The live video from Adi Etot had taken almost six months to plan, requiring coordination with Ethiopian government officials and Charity: Water’s regional well-digging partner, the Relief Society of Tigray, or REST, based 100 miles away over rugged terrain in the city of Mekelle. Two months before the gala, a Charity: Water team had flown to Adi Etot from New York to document life in the farming community for both the video and iPad programming. With the help of a translator, they heard firsthand about such realities as how, during the dry season, women and children could spend all day making three-hour round-trips to collect water. This “has an impact on their education and their health,” says Getachew Kalayu, the head of REST’s planning and coordination department, which planned and executed the dig itself with a surveyor, hydrologist, and village elders. Back in New York, the event team rented iPads, trained volunteers to load them and deal with any glitches that might happen during the event, and then matched each guest with a specific community member according to factors such as gender and general age. Pregnant attendees were paired with other women who were expecting. There were numerous test runs of the live video itself, which, to the planners’ delight, actually worked half the time. (It would only be a one-way feed, saving costs and eliminating the cruel potential of Adi Etot residents having to glimpse a sea of untouched water glasses.)

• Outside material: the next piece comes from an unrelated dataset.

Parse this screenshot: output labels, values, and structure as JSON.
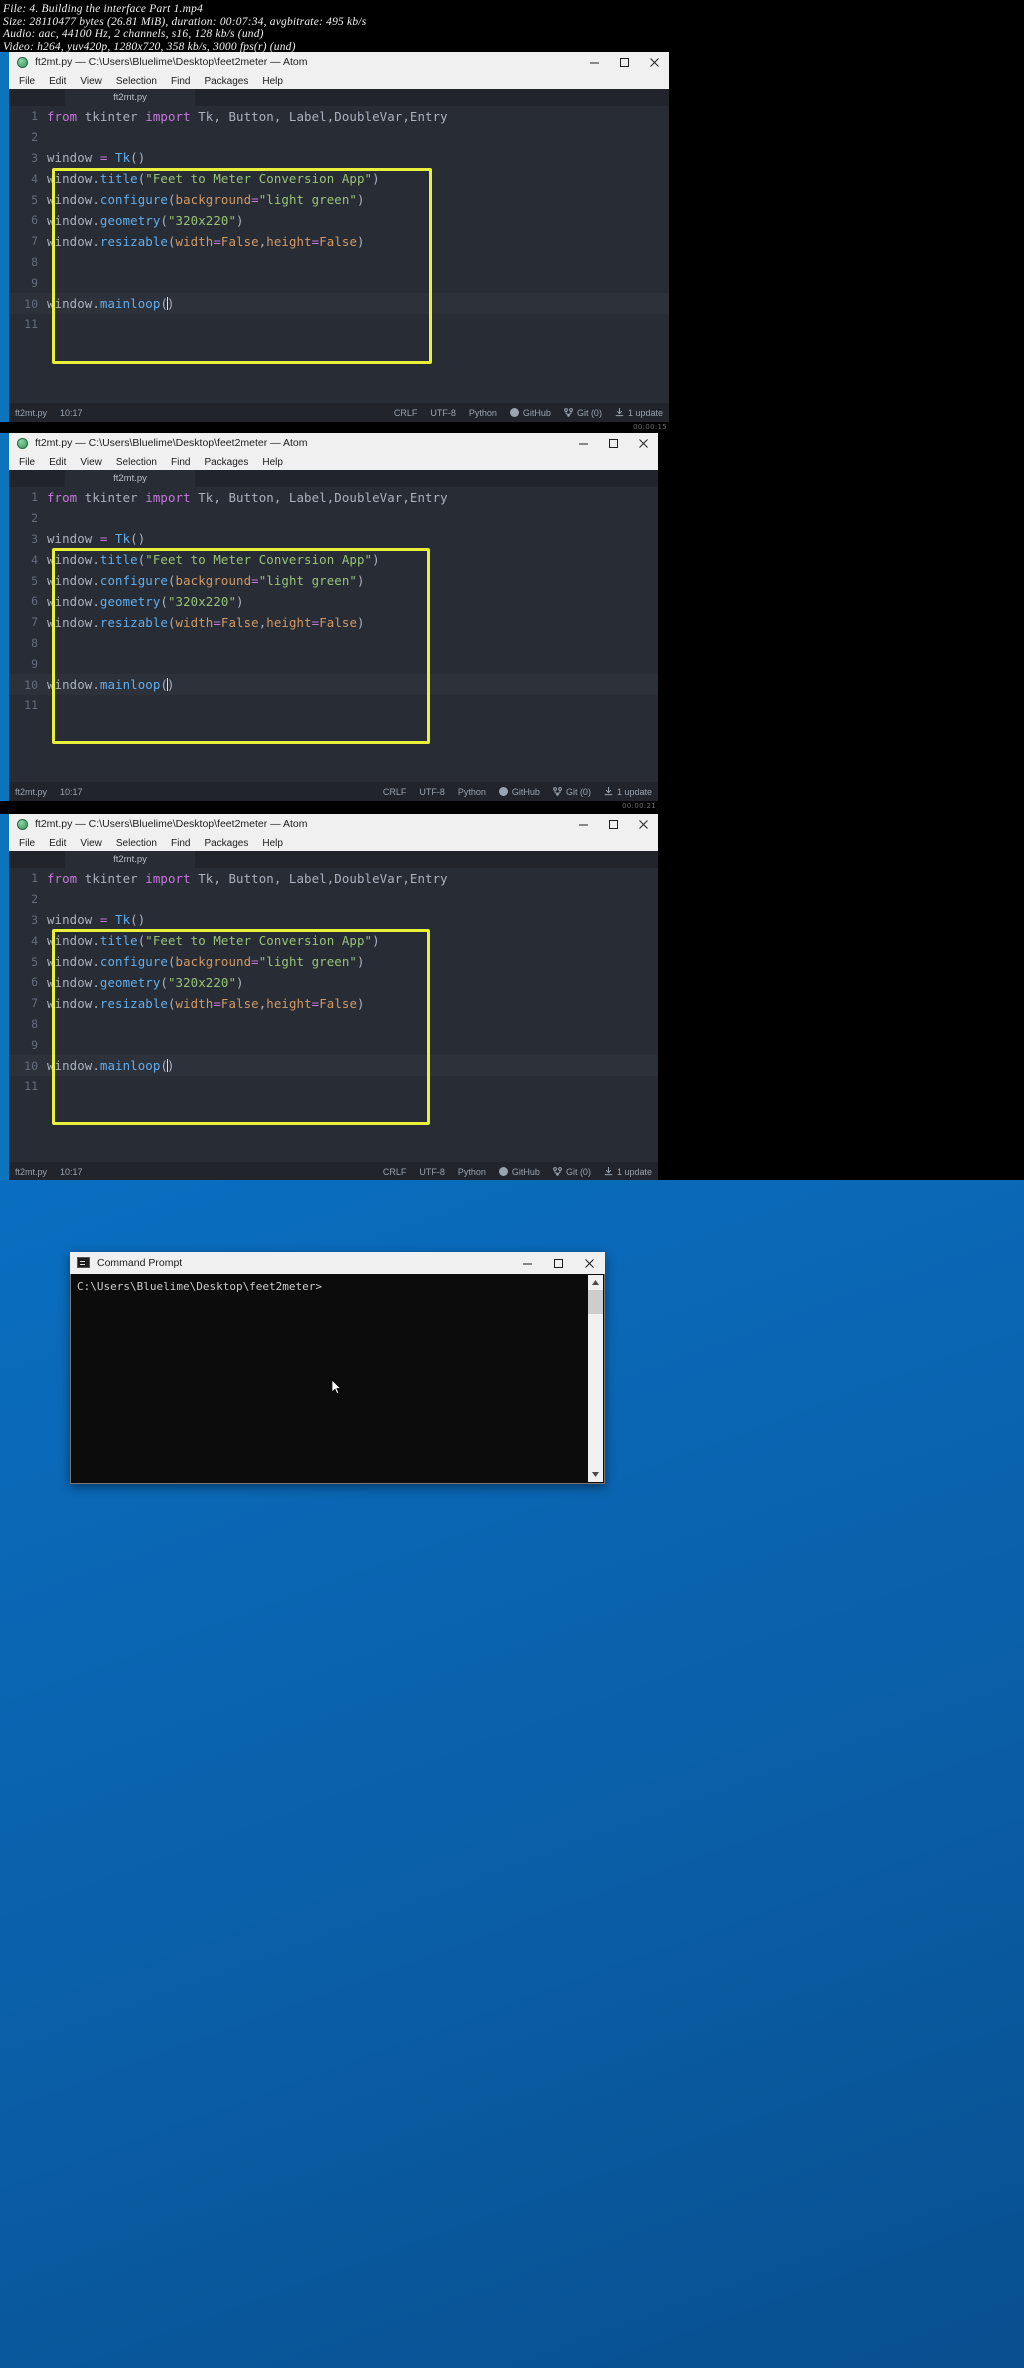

By any measure, the stunt worked. Charity: Water had raised nearly $3.2 million by night’s end. The figure is not record breaking for the sector. But at a time when galas are often loss leaders, the evening was remarkable: It posted an 8-to-1 return on investment, and nearly everyone in the room contributed. “There is no question this was a fantastically successful event,” says Anne Wallestad, president and CEO of BoardSource, a nonprofit advisory group that, among other things, works alongside other organizations to measure fundraising effectiveness. Other philanthropy groups have taken note. David Goldberg, CEO of Founders Pledge, which guides founders on how to commit to donating at least 2% of their eventual proceeds from exit, says that the model “is changing the way that we think about charity.”

The morning after the event, Harrison sat on a couch in his glass-walled office. Above his perch was a whiteboard that listed the names of all the contributors to the Well. In the coming days, he would write down a few more. Staffers at Charity: Water were already back at work expanding the organization’s data-collection operation to measure health, hygiene, and sanitation changes after wells were installed. It was also time for Harrison to start planning another gala. “I’m already terrified of what we are going to do next year,” he said.